Activity-based demand gen turns the table on this. It puts the focus squarely on improving conversion rates through quality interaction. When teams make the switch to activity-based targeting, we see them become much more picky about what they produce and what they invest in. Rather than staying satisfied with hypothetical personas, for example, they start learning all they can about the actual people who are exhibiting buying signals. They begin to work much more closely with their inside sellers to shape cadences more intelligently. They dig into their conversational marketing tools to better address and qualify inbound traffic. And importantly, we see them move beyond output-based KPIs, to focus on opportunity creation, pipeline movement, and revenue yield.
How activity matters in ABM
As we see it, the sole purpose behind investing in ABM programs is to increase the average revenue yield and total profit obtained from a specific set of target accounts. We plan to invest more on those accounts because, by doing so, we intend to get more out of them. We’re making an educated bet that there’s more demand in there than we’ve historically been able to tap into. And to go after it, we know we’ll have to do better at marketing and sales.
A notable difference we’re seeing between practitioners who are lukewarm on ABM and those who are shouting its benefits to the rafters stems in part from the efficiency of, and the scale to which they’ve been able to grow their successes.
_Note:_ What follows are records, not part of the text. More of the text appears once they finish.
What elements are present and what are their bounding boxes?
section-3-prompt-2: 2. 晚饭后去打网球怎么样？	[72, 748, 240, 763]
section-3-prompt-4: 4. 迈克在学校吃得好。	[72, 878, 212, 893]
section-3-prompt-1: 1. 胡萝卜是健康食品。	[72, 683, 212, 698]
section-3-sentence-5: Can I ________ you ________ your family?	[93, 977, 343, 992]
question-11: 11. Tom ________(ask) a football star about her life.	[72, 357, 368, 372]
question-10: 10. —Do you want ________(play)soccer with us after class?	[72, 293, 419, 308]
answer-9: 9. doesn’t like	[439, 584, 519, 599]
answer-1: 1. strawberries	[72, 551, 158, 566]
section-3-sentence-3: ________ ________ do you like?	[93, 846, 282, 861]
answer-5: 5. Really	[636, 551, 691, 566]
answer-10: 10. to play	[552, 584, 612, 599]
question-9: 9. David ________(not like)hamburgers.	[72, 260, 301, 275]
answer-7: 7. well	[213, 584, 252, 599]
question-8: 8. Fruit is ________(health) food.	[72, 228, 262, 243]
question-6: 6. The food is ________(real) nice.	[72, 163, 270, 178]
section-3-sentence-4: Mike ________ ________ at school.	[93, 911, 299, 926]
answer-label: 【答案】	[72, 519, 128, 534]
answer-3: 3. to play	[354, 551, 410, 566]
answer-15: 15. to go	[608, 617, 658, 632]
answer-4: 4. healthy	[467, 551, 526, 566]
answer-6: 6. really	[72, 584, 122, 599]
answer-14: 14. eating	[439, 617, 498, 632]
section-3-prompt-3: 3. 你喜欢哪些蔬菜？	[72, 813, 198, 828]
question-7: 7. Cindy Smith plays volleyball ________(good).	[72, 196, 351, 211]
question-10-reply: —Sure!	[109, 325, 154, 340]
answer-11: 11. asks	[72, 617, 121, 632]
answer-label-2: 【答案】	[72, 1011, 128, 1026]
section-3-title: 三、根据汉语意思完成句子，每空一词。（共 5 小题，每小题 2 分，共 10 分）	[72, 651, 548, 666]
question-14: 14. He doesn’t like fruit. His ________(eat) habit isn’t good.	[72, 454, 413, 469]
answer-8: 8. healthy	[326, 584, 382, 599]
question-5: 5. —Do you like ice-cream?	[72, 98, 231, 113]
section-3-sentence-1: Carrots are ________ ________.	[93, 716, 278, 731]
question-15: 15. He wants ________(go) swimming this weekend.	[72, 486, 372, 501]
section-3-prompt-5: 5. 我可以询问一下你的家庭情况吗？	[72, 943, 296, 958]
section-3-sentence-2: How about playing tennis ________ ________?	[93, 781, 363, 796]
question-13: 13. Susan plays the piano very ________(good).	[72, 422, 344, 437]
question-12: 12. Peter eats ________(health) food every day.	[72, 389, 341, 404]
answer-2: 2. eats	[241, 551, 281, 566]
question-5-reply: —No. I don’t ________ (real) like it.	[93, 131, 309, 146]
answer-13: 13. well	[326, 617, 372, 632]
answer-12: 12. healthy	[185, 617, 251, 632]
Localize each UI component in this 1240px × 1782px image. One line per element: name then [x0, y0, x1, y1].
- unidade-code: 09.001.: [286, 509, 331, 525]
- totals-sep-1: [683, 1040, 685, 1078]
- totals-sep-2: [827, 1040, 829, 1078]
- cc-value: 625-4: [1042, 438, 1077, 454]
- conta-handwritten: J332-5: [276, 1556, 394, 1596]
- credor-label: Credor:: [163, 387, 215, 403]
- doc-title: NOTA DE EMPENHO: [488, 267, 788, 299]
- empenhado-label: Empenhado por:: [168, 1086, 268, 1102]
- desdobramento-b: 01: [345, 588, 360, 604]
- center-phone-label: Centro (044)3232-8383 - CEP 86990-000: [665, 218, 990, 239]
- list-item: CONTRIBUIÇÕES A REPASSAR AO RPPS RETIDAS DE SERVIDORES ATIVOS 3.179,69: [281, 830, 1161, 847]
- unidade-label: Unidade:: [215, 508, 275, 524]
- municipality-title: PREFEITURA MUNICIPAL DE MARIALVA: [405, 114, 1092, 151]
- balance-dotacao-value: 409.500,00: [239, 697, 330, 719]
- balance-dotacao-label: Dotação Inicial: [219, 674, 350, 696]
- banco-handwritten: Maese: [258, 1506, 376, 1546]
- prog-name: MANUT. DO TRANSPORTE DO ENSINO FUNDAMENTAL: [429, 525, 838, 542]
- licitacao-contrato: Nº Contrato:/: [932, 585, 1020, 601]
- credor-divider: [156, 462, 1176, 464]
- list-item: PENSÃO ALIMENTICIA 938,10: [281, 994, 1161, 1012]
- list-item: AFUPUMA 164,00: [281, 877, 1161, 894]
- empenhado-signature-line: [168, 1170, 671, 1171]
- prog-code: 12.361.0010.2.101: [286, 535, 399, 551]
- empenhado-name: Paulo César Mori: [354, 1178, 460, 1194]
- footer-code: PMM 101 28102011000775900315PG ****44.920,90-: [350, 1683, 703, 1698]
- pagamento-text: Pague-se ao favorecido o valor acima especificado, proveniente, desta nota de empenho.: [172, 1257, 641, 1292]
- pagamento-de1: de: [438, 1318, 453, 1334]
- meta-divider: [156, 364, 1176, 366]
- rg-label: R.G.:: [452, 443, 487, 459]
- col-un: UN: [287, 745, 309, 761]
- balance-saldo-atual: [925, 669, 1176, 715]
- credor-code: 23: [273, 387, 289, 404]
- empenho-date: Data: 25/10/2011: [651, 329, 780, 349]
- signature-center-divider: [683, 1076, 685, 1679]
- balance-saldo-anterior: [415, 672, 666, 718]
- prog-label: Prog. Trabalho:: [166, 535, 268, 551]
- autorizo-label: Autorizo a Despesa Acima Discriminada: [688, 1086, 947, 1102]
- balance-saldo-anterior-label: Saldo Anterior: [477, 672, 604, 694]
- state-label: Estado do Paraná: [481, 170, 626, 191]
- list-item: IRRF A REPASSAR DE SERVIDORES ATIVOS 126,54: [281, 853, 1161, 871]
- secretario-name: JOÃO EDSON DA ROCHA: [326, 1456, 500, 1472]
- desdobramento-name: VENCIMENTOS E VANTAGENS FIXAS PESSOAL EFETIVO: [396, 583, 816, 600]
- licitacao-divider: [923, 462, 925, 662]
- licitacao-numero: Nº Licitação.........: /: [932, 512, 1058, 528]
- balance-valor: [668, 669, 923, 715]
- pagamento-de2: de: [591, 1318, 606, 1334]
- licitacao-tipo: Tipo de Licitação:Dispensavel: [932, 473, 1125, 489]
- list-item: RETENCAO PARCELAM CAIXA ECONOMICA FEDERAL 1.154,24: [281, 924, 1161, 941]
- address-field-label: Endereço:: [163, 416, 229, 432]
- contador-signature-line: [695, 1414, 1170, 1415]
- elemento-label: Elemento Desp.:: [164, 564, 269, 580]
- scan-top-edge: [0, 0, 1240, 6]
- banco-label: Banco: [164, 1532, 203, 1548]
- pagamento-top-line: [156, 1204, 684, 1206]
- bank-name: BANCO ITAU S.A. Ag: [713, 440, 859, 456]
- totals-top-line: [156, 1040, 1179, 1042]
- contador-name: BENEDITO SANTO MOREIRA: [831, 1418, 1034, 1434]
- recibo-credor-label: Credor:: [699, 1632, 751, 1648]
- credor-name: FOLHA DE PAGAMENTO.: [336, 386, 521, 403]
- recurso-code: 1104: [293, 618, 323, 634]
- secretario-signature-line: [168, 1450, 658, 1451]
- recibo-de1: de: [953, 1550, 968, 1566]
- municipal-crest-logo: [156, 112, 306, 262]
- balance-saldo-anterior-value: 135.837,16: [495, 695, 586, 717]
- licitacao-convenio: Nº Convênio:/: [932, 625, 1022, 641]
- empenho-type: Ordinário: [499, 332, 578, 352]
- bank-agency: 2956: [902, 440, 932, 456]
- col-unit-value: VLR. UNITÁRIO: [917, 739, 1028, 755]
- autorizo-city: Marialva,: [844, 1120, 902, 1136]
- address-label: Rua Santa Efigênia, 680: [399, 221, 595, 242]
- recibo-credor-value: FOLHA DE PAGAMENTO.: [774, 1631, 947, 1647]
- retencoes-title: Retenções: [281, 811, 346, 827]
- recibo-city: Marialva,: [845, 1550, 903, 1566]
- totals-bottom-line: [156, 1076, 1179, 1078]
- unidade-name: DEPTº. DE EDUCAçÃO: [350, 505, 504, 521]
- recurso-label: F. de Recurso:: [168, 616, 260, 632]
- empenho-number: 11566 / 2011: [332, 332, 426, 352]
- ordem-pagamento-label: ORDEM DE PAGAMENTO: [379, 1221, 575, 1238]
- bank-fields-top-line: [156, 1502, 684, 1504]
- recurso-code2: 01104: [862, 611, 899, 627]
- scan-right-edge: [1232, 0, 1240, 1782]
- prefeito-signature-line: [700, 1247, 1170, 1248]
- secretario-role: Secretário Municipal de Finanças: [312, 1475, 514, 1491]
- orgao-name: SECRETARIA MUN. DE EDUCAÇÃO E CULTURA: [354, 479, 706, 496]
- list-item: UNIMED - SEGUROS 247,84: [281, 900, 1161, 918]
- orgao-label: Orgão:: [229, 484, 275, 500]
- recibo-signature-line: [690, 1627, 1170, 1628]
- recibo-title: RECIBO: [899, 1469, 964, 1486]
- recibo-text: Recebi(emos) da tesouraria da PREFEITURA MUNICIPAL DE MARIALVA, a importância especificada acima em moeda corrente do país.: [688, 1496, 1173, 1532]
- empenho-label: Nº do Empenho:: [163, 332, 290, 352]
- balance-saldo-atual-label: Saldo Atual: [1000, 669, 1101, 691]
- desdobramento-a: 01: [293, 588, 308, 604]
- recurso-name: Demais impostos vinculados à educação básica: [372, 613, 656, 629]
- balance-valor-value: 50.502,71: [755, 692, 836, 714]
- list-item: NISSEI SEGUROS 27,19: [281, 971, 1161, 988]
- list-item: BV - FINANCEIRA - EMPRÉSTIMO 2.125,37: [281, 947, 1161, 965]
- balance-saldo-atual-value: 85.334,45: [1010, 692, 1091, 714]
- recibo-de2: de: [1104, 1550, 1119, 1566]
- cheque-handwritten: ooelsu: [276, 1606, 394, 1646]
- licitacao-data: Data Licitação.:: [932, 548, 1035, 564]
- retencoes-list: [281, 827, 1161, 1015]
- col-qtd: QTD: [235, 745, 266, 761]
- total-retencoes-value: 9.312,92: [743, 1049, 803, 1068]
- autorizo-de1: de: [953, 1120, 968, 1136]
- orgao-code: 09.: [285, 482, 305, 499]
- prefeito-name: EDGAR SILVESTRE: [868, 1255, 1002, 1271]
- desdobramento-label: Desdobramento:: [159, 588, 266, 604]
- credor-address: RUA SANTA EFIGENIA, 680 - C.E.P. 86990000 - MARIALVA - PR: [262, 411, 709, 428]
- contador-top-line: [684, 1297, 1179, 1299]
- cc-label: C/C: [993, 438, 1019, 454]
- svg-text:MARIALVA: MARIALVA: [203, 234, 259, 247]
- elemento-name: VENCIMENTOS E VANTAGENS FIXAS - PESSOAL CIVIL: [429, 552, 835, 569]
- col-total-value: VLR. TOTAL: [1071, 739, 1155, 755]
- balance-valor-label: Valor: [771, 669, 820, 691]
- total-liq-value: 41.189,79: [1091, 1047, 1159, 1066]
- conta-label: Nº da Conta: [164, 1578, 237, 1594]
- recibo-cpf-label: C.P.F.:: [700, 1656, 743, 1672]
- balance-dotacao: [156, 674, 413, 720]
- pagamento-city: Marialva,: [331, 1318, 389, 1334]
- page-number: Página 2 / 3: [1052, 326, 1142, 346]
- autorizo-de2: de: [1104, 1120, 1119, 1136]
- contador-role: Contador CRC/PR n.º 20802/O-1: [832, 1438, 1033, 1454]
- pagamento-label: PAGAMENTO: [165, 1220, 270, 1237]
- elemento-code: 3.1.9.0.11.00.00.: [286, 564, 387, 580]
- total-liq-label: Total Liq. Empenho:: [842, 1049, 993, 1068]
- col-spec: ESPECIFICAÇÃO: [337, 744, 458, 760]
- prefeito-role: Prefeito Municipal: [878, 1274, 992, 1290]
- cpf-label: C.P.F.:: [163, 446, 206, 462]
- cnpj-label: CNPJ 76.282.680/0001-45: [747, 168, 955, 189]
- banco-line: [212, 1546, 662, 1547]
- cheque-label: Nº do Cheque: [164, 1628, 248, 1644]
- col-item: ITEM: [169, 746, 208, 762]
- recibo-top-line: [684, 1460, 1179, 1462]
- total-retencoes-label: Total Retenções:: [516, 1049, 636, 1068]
The very best teams are starting to move beyond only doing better with a small set of laboratory accounts to measuring success objectives using a completely new type of metric. SiriusDecisions’s “demand unit” concept provides the intellectual groundwork for the evolving approach. Rather than just looking to beat a historically derived account quota, companies are now beginning to try to calculate the real potential of the account more accurately. Then, they’re planning and investing proportionally in marketing and sales based on that potential. Activity-based targeting is making it easier to operationalize advanced approaches like this. Practitioners are using it in ABM to build programs designed to maximize share of wallet yields per account.
Activity demands action
Buyer activity signals – combining what you’re able to capture on your own properties and obtain through third party sources – provide access to a more complete view of total demand activity in a given market category. Capturing this demand requires that you make a concerted effort to go after it. If in the presence of better information, you don’t change your processes, you shouldn’t expect better yields. Furthermore, the more granular and rich the signals’ components, the greater their accuracy will be in pinpointing opportunity and the greater potential that they will offer a guide to modifying your efforts in line with real behavior in the marketplace. The logic of this seems clear: When the task is to close business, it’s essential to listen and respond to what the customer is telling you. That’s how you can deliver better on customer experience.
Marketers and sellers who are succeeding with activity-based targeting are pursuing activity aggressively. They’re throwing out rigid persona concepts to adapt to rapidly evolving buyer researcher types. They’re dynamically adjusting messaging and positioning to reflect how customers themselves view the issues. In sum, they’re becoming smarter, more agile and more customer–centric than ever before.